Per anderhalve week a 2 weken komt de patiënt terug. Initieel is hij niet echt enthousiast over de resultaten. Hij heeft telkens een dag reactie op de behandeling met (niet herkenbare) last, zelfs neigend naar pijn. Lichte stramheid eveneens. 

Na 3 sessies zijn de klachten quasi gelijk. Meer nog, hij voelt meer en meer stramheid tijdens de rotatie rechts.

Weliswaar voelen we bij palpatie van de musculaire structuren manifest minder spanning en meerdere taught bands zijn verdwenen. 

Hierdoor wordt de focus van behandeling gezet op manuele release - en desensitisatietechnieken. 

Hoogcervicale tracties en zachte mobilisaties, CWZ rotatie- en LF mobilisaties met weke delen harmonics, schouder retracties en stretching, centrale desensitisatietechnieken via dry needling op CTO, ribmobilisaties rechts (lichte beperking).

Sessie 5: P meldt opgelucht een duidelijke pijnverlaging na de laatste behandeling.

P is momenteel in opvolging met sessies per 6 weken. De pijn is nog soms fluctuerend aanwezig maar in veel lagere intensiteit.

 Wat bemerkingen die we kunnen aangeven bij deze casus:

    • Meerdere spierkettingen kunnen tegelijkertijd actief zijn. 
    • Hier waren er 2 focale pijnzones:

           1. Suboccipitale pijn waar de splenius cervicis de sleutelspier bleek te zijn. De associatiespierketting vanuit de spenius cervicis (maw, de spieren die                “meegesleurd worden in dysfunctie door de splenius cervicis) zijn de SCM, trapezius, splenius capitis en suboccipitalis. Al deze spieren hadden                     actieve tps. De semispinalis capitis is een spier die niet op de lijst staat maar wel “scoort”.

              2. Uitstralende pijn interscapulair naar radiaal traject: hier speelt de scalenus posterior een manifeste rol. Ook hier zijn we meerdere associatiespieren                    actief uit de lijst (blz 246): SCM, trapezius, splenius capitis, pecto major en minor,.

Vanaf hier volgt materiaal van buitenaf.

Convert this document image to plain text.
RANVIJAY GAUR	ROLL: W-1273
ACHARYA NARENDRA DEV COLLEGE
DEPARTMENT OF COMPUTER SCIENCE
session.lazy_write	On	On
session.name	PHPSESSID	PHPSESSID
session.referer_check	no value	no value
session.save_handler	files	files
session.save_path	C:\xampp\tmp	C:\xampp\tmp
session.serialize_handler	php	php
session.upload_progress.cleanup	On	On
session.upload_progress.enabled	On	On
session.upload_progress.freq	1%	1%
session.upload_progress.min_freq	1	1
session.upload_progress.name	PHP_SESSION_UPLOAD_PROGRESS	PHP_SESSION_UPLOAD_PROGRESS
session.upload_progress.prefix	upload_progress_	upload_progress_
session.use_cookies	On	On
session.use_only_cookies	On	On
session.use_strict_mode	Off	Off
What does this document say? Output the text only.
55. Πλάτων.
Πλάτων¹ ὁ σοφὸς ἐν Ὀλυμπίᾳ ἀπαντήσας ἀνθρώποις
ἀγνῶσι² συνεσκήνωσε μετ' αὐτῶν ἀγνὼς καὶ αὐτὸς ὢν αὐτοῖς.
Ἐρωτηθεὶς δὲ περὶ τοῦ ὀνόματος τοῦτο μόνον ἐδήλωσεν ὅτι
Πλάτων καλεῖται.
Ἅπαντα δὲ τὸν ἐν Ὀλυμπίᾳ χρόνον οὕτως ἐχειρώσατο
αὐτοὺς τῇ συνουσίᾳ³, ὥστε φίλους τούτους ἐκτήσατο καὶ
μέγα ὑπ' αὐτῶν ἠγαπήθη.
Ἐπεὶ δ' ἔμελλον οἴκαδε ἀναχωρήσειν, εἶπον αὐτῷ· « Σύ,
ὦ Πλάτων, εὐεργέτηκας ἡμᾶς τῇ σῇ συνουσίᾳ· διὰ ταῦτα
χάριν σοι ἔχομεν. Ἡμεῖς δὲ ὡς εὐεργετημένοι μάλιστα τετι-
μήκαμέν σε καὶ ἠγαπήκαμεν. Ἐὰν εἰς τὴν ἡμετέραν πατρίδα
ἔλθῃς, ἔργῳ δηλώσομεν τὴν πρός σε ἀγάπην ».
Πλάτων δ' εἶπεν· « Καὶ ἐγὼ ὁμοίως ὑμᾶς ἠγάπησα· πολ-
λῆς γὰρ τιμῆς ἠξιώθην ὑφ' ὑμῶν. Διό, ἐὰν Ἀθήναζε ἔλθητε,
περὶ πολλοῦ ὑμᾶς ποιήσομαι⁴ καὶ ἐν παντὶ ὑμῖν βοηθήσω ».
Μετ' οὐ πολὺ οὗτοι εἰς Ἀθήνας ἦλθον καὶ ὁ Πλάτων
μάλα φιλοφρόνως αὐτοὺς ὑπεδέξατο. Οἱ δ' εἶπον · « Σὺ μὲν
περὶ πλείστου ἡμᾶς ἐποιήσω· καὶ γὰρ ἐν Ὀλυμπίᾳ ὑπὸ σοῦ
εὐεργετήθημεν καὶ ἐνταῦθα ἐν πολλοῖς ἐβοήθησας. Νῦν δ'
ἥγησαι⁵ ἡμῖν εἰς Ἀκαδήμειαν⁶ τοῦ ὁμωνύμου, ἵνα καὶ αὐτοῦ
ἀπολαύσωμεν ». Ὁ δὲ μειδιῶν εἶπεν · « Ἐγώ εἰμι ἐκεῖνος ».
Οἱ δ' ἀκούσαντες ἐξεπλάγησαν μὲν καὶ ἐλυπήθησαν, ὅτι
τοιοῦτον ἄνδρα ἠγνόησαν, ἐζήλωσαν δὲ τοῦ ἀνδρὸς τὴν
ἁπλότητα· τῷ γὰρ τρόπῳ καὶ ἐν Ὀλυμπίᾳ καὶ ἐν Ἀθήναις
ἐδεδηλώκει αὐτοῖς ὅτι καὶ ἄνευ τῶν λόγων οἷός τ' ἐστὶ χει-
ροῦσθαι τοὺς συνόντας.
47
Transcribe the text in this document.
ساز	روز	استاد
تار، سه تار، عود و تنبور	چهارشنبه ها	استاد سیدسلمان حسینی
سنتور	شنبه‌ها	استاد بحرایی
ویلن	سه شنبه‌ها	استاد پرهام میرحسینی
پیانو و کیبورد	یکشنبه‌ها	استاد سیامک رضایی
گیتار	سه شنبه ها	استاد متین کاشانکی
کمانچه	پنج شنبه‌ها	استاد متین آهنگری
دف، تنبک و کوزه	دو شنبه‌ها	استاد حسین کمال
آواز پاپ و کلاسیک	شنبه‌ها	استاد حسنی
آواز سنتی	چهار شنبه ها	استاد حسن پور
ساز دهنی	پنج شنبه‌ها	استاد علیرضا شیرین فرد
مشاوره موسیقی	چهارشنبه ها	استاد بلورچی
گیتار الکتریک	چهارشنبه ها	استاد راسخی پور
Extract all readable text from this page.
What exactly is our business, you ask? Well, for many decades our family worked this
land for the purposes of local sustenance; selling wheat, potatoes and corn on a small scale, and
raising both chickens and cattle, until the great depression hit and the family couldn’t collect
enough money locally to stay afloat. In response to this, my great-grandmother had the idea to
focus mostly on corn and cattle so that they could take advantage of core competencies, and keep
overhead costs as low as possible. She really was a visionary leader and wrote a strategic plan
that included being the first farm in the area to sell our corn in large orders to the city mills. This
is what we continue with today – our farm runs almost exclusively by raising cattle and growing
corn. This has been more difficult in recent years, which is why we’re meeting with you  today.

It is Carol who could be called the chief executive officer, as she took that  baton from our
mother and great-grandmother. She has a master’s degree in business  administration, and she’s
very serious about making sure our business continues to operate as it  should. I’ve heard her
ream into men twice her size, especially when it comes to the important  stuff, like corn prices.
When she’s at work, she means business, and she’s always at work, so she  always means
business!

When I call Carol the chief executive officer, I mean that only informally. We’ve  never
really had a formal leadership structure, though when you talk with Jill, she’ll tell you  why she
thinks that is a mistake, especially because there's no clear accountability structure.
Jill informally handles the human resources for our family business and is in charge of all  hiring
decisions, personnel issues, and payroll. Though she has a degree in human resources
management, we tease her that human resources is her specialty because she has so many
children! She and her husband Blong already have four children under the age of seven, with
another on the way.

    • Vaak zien studenten/collega’s de scalenus als een moeilijk te prikken spier. Onterecht. Ook bij deze patiënt was de posterior streng duidelijk palpabel en als eerstelaagsspier makkelijk te prikken.
    • Deze casus toont aan dat we via het systeem van de spierkettingen een leidraad kunnen vinden om actieve spieren op te sporen maar dat je ook perfect bepaalde spieren kunt behandelen buiten de ketting.
    • Zelfs al is dry needling in deze casus een sterke meerwaarde, toch is het een valkuil te denken dat de eerdere behandelingen nutteloos of inefficiënt zouden zijn. Als therapeut blijft het belangrijk nederig te blijven als radertje in het complexe proces van een revalidatie. Het werk van collega therapeuten (bv in casus zonder dry needling) verdient absoluut zijn/haar plaats in de totaalbehandeling van de patiënt.